$\def\R{{\mathbb R}}
\def\Rhat{{\widehat{\R}}}
\def\n{{\mathbf n}}
\def\x{{\mathbf x}}$
May I please receive help with the following problem? Thank you.
I wish to prove $F\subseteq\R^n$ is closed if and only if every convergent sequence $\x^{(k)}\in\R^n$ such that for all $k$, $\x^{(k)}\in F$
has its limit in $F$, that is, if $\x^{(k)}\to\x$ then $\x\in F$.
$\textbf{Solution:}$
$(\leftarrow)$ Assume, every sequence $\x^{(k)}$ converges in $F$. We wish to prove $F$ is closed. Let $F$ be not closed then there exists $\x$ which a limit point of $F$. Since $\x$ is a limit point of $F$, so, there exists a sequence $\x^{(n)}$ of $F$ such that $\x^{(n)} \to \x$ and $\x\notin F$, which a contradiction to the supposition. Hence, $F$ is closed.
$(\rightarrow)$ Assume that $F$ is closed. We wish to prove every sequence $\x^{(n)}$ of $F$ converges to $\x$ in $F$. By definition, $d(\x^{(n)}, \x) < \epsilon$ for all $n\ge N$; for all $n\ge N$, $\x^{(n)} \in B(\x,\epsilon)$ [*].
Next, assume $\x\notin F$ then $\x \in F^c.$ Since $F$ is closed then $F^c$ is open. So $\x$ is an interior point of $F^c$. Thus, there exists $\epsilon > 0$ such that $B(\x, \epsilon) \subseteq F^c$ [**].
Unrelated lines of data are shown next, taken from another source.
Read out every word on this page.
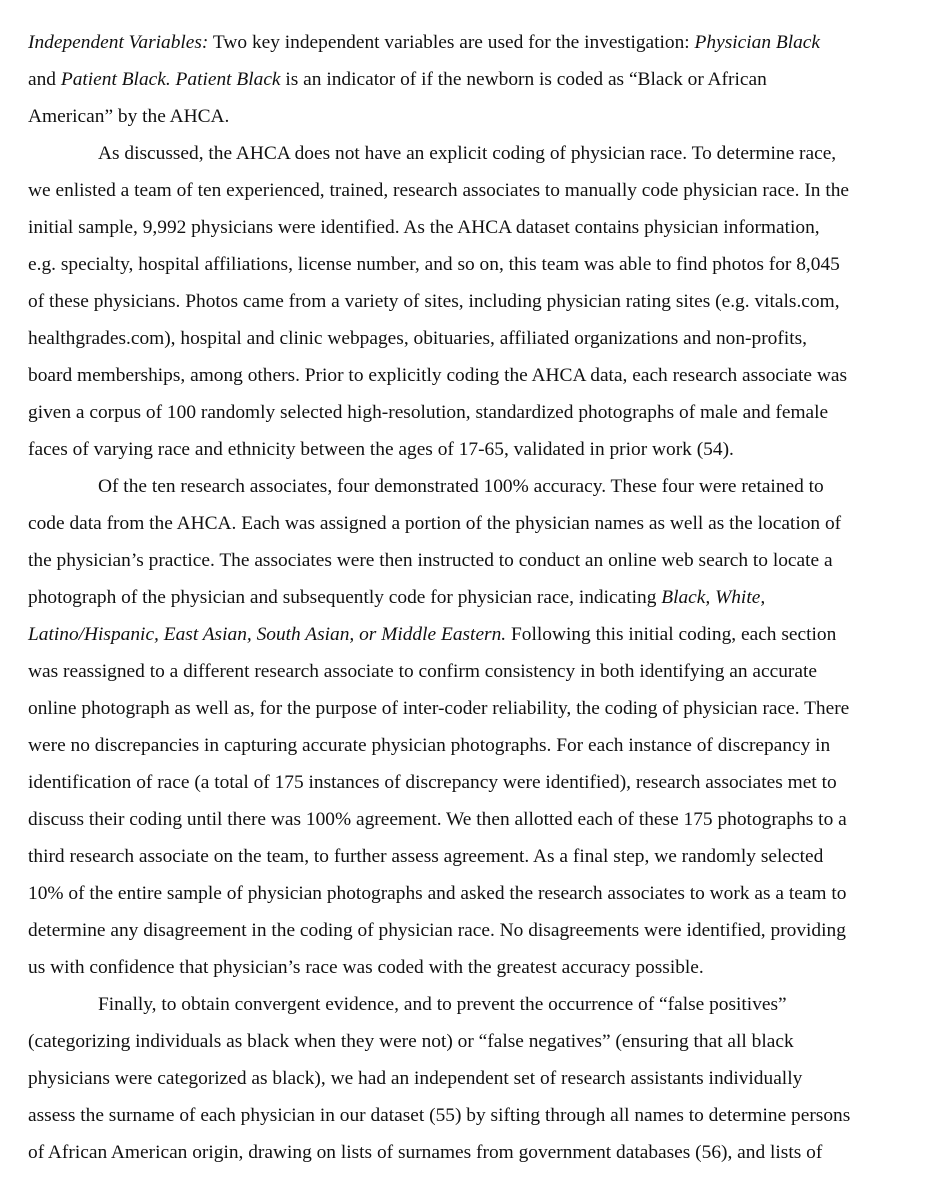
Independent Variables: Two key independent variables are used for the investigation: Physician Black
and Patient Black. Patient Black is an indicator of if the newborn is coded as “Black or African
American” by the AHCA.
As discussed, the AHCA does not have an explicit coding of physician race. To determine race,
we enlisted a team of ten experienced, trained, research associates to manually code physician race. In the
initial sample, 9,992 physicians were identified. As the AHCA dataset contains physician information,
e.g. specialty, hospital affiliations, license number, and so on, this team was able to find photos for 8,045
of these physicians. Photos came from a variety of sites, including physician rating sites (e.g. vitals.com,
healthgrades.com), hospital and clinic webpages, obituaries, affiliated organizations and non-profits,
board memberships, among others. Prior to explicitly coding the AHCA data, each research associate was
given a corpus of 100 randomly selected high-resolution, standardized photographs of male and female
faces of varying race and ethnicity between the ages of 17-65, validated in prior work (54).
Of the ten research associates, four demonstrated 100% accuracy. These four were retained to
code data from the AHCA. Each was assigned a portion of the physician names as well as the location of
the physician’s practice. The associates were then instructed to conduct an online web search to locate a
photograph of the physician and subsequently code for physician race, indicating Black, White,
Latino/Hispanic, East Asian, South Asian, or Middle Eastern. Following this initial coding, each section
was reassigned to a different research associate to confirm consistency in both identifying an accurate
online photograph as well as, for the purpose of inter-coder reliability, the coding of physician race. There
were no discrepancies in capturing accurate physician photographs. For each instance of discrepancy in
identification of race (a total of 175 instances of discrepancy were identified), research associates met to
discuss their coding until there was 100% agreement. We then allotted each of these 175 photographs to a
third research associate on the team, to further assess agreement. As a final step, we randomly selected
10% of the entire sample of physician photographs and asked the research associates to work as a team to
determine any disagreement in the coding of physician race. No disagreements were identified, providing
us with confidence that physician’s race was coded with the greatest accuracy possible.
Finally, to obtain convergent evidence, and to prevent the occurrence of “false positives”
(categorizing individuals as black when they were not) or “false negatives” (ensuring that all black
physicians were categorized as black), we had an independent set of research assistants individually
assess the surname of each physician in our dataset (55) by sifting through all names to determine persons
of African American origin, drawing on lists of surnames from government databases (56), and lists of
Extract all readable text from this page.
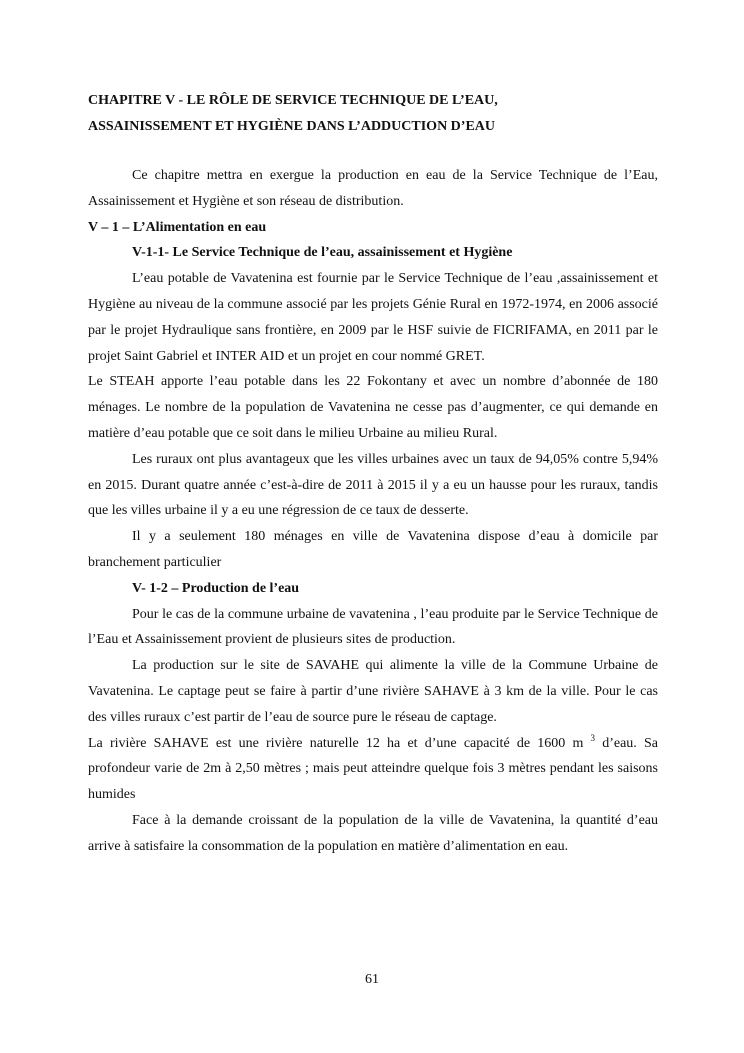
CHAPITRE V - LE RÔLE DE SERVICE TECHNIQUE DE L’EAU,
ASSAINISSEMENT ET HYGIÈNE DANS L’ADDUCTION D’EAU

Ce chapitre mettra en exergue la production en eau de la Service Technique de l’Eau, Assainissement et Hygiène et son réseau de distribution.

V – 1 – L’Alimentation en eau

V-1-1- Le Service Technique de l’eau, assainissement et Hygiène

L’eau potable de Vavatenina est fournie par le Service Technique de l’eau ,assainissement et Hygiène au niveau de la commune associé par les projets Génie Rural en 1972-1974, en 2006 associé par le projet Hydraulique sans frontière, en 2009 par le HSF suivie de FICRIFAMA, en 2011 par le projet Saint Gabriel et INTER AID et un projet en cour nommé GRET.

Le STEAH apporte l’eau potable dans les 22 Fokontany et avec un nombre d’abonnée de 180 ménages. Le nombre de la population de Vavatenina ne cesse pas d’augmenter, ce qui demande en matière d’eau potable que ce soit dans le milieu Urbaine au milieu Rural.

Les ruraux ont plus avantageux que les villes urbaines avec un taux de 94,05% contre 5,94% en 2015. Durant quatre année c’est-à-dire de 2011 à 2015 il y a eu un hausse pour les ruraux, tandis que les villes urbaine il y a eu une régression de ce taux de desserte.

Il y a seulement 180 ménages en ville de Vavatenina dispose d’eau à domicile par branchement particulier

V- 1-2 – Production de l’eau

Pour le cas de la commune urbaine de vavatenina , l’eau produite par le Service Technique de l’Eau et Assainissement provient de plusieurs sites de production.

La production sur le site de SAVAHE qui alimente la ville de la Commune Urbaine de Vavatenina. Le captage peut se faire à partir d’une rivière SAHAVE à 3 km de la ville. Pour le cas des villes ruraux c’est partir de l’eau de source pure le réseau de captage.

La rivière SAHAVE est une rivière naturelle 12 ha et d’une capacité de 1600 m $^3$ d’eau. Sa profondeur varie de 2m à 2,50 mètres ; mais peut atteindre quelque fois 3 mètres pendant les saisons humides

Face à la demande croissant de la population de la ville de Vavatenina, la quantité d’eau arrive à satisfaire la consommation de la population en matière d’alimentation en eau.

61
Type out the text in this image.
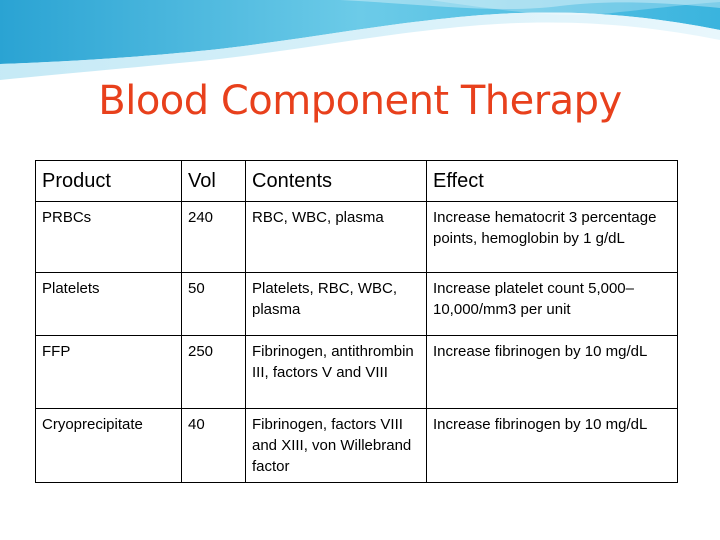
Blood Component Therapy
Product	Vol	Contents	Effect
PRBCs	240	RBC, WBC, plasma	Increase hematocrit 3 percentage points, hemoglobin by 1 g/dL
Platelets	50	Platelets, RBC, WBC, plasma	Increase platelet count 5,000– 10,000/mm3 per unit
FFP	250	Fibrinogen, antithrombin III, factors V and VIII	Increase fibrinogen by 10 mg/dL
Cryoprecipitate	40	Fibrinogen, factors VIII and XIII, von Willebrand factor	Increase fibrinogen by 10 mg/dL
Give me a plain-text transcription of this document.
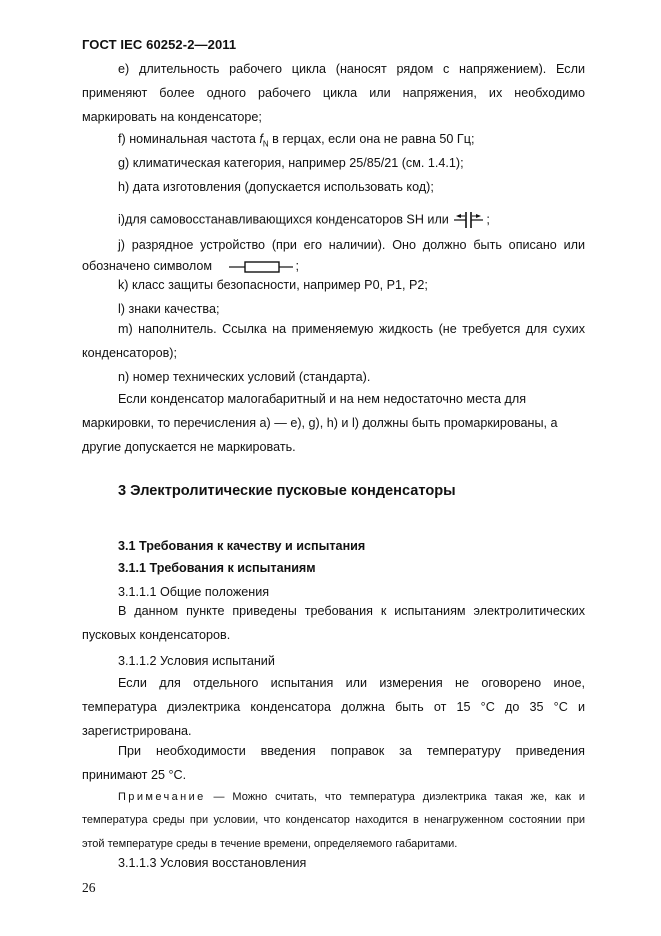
ГОСТ IEC 60252-2—2011

e) длительность рабочего цикла (наносят рядом с напряжением). Если применяют более одного рабочего цикла или напряжения, их необходимо маркировать на конденсаторе;

f) номинальная частота $f_N$ в герцах, если она не равна 50 Гц;
g) климатическая категория, например 25/85/21 (см. 1.4.1);
h) дата изготовления (допускается использовать код);
i)для самовосстанавливающихся конденсаторов SH или	;
j) разрядное устройство (при его наличии). Оно должно быть описано или
обозначено символом	;
k) класс защиты безопасности, например P0, P1, P2;
l) знаки качества;

m) наполнитель. Ссылка на применяемую жидкость (не требуется для сухих конденсаторов);

n) номер технических условий (стандарта).

Если конденсатор малогабаритный и на нем недостаточно места для маркировки, то перечисления а) — e), g), h) и l) должны быть промаркированы, а другие допускается не маркировать.

3 Электролитические пусковые конденсаторы
3.1 Требования к качеству и испытания
3.1.1 Требования к испытаниям
3.1.1.1 Общие положения

В данном пункте приведены требования к испытаниям электролитических пусковых конденсаторов.

3.1.1.2 Условия испытаний

Если для отдельного испытания или измерения не оговорено иное, температура диэлектрика конденсатора должна быть от 15 °С до 35 °С и зарегистрирована.

При необходимости введения поправок за температуру приведения принимают 25 °С.

Примечание — Можно считать, что температура диэлектрика такая же, как и температура среды при условии, что конденсатор находится в ненагруженном состоянии при этой температуре среды в течение времени, определяемого габаритами.

3.1.1.3 Условия восстановления
26
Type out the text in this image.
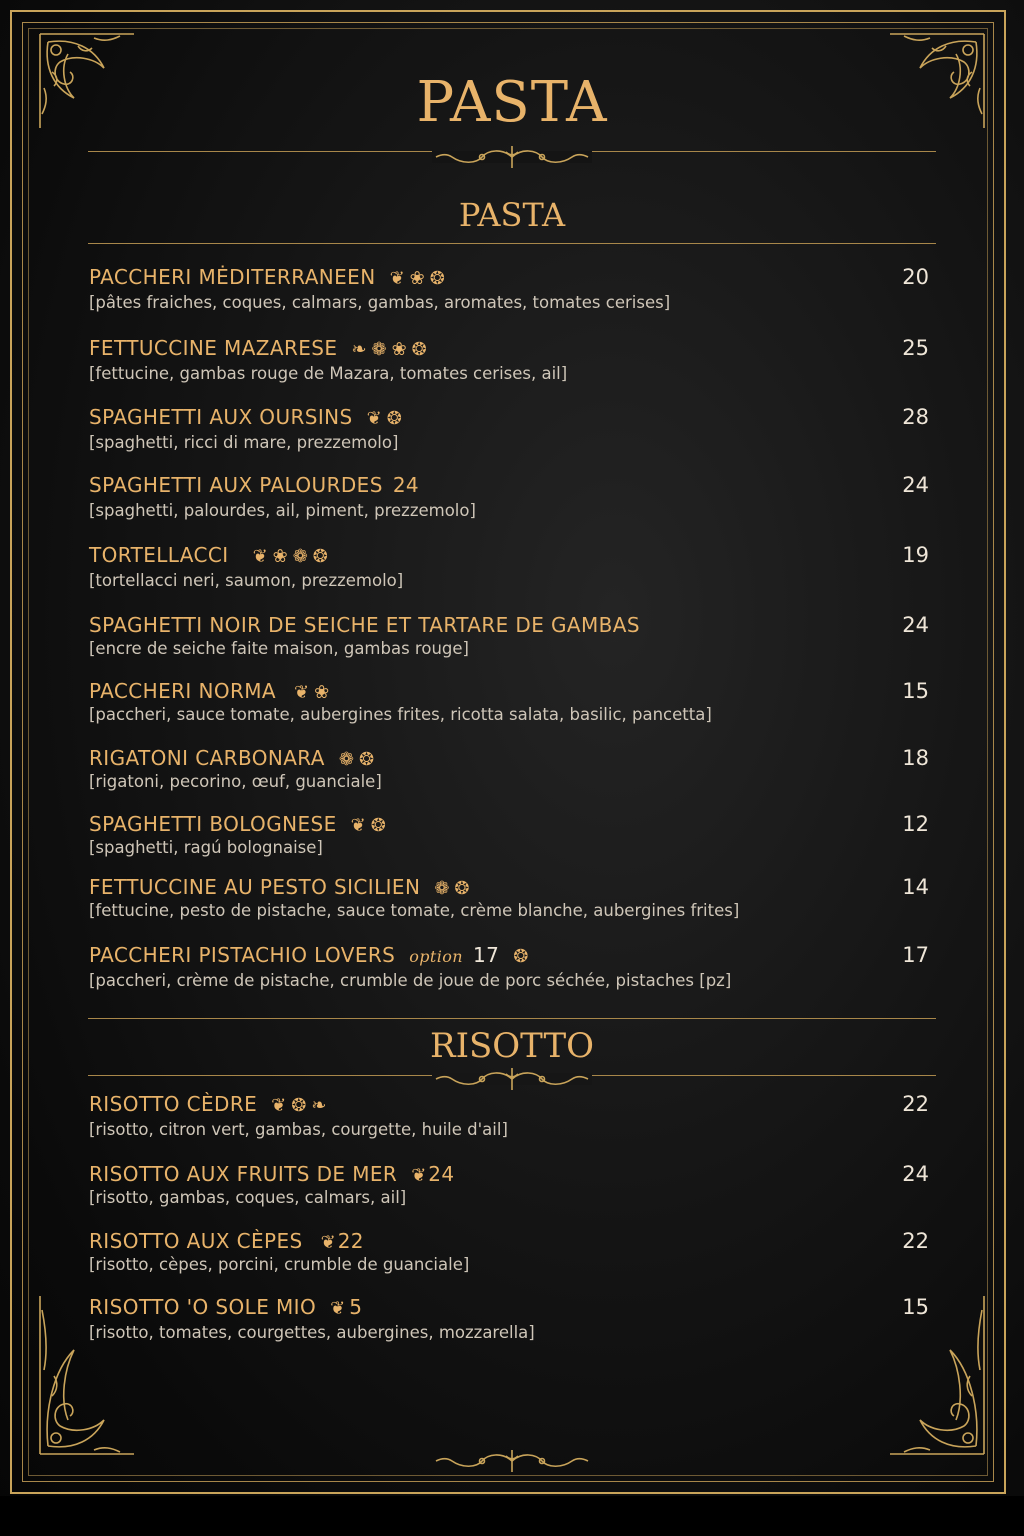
PASTA
PASTA
PACCHERI MĖDITERRANEEN ❦❀❂	20
[pâtes fraiches, coques, calmars, gambas, aromates, tomates cerises]
FETTUCCINE MAZARESE ❧❁❀❂	25
[fettucine, gambas rouge de Mazara, tomates cerises, ail]
SPAGHETTI AUX OURSINS ❦❂	28
[spaghetti, ricci di mare, prezzemolo]
SPAGHETTI AUX PALOURDES 24	24
[spaghetti, palourdes, ail, piment, prezzemolo]
TORTELLACCI ❦❀❁❂	19
[tortellacci neri, saumon, prezzemolo]
SPAGHETTI NOIR DE SEICHE ET TARTARE DE GAMBAS	24
[encre de seiche faite maison, gambas rouge]
PACCHERI NORMA ❦❀	15
[paccheri, sauce tomate, aubergines frites, ricotta salata, basilic, pancetta]
RIGATONI CARBONARA ❁❂	18
[rigatoni, pecorino, œuf, guanciale]
SPAGHETTI BOLOGNESE ❦❂	12
[spaghetti, ragú bolognaise]
FETTUCCINE AU PESTO SICILIEN ❁❂	14
[fettucine, pesto de pistache, sauce tomate, crème blanche, aubergines frites]
PACCHERI PISTACHIO LOVERS option 17 ❂	17
[paccheri, crème de pistache, crumble de joue de porc séchée, pistaches [pz]
RISOTTO
RISOTTO CÈDRE ❦❂❧	22
[risotto, citron vert, gambas, courgette, huile d'ail]
RISOTTO AUX FRUITS DE MER ❦ 24	24
[risotto, gambas, coques, calmars, ail]
RISOTTO AUX CÈPES ❦ 22	22
[risotto, cèpes, porcini, crumble de guanciale]
RISOTTO 'O SOLE MIO ❦ 5	15
[risotto, tomates, courgettes, aubergines, mozzarella]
However, from [*] and [**], $\x^{(n)} \in B(\x, \epsilon) \subseteq F^c$ for all $n\ge N$, implying $\x^{(n)} \in F^c$ for all $n\ge N$, which is a contradiction as $\x^{(n)} \in F$ for all $n\ge N$. So our supposition is wrong, implying $\x\in F$. Thus, every convergent sequence of $F$ converges in $F$.
Best Answer
You can give a general proof for any metric space $(X,d)$ just using that a set is closed iff it's complement is open and that a set is open iff each point is an interior point:
Suppose $F$ is closed. Let $x_n \to x$ where all $x_n \in F$. We need to show that $x \in F$ too. So suppose that $x \notin F$. As $F^\complement$ is open, $x$ is an interior point of it, so there is some $r>0$ such that
$$B(x,r) \subseteq F^\complement\tag{1}$$
Now apply the definition of convergence to $(x_n)$ for this $r$ to find $N \in \Bbb N$ such that
$$\forall n \ge N: d(x_n, x) < r\tag{2}$$
But then $(2)$ implies that $x_N \in B(x,r)$ so by $(1)$, $x_N \notin F$, contradiction as all $x_n$ are in $F$ by assumption. So $x \notin F$ cannot hold and so $x \in F$.
Conversely: suppose that $F$ is closed under sequence limits. We will show that $F^\complement$ is open, so suppose for a contradiction that some $x \in F^\complement$ is not an interior point of $F^\complement$. This implies
$$x \notin F \text{ and } \forall r>0: B(x,r) \nsubseteq F^\complement$$
or otherwise put, using the definitions:
$$x \notin F \text{ and } \forall r>0: \exists y \in F: d(x,y) < r\tag{3}$$
Now to construct a sequence, apply $(3)$ for each $r=\frac{1}{n}$ where $n=1,2,3,\ldots$, and we find $x_n \in F$ such that $d(x_n, x) < \frac{1}{n}$ for each $n$.
Now it's easy to see (why?) that this implies that $x_n \to x$, but then this contradicts the property of $F$: all $x_n \in F$ but their limit $x$ is not in $F$. So $x$ is in fact an interior point of $F^\complement$ and $F^\complement$ is open and $F$ is closed. QED.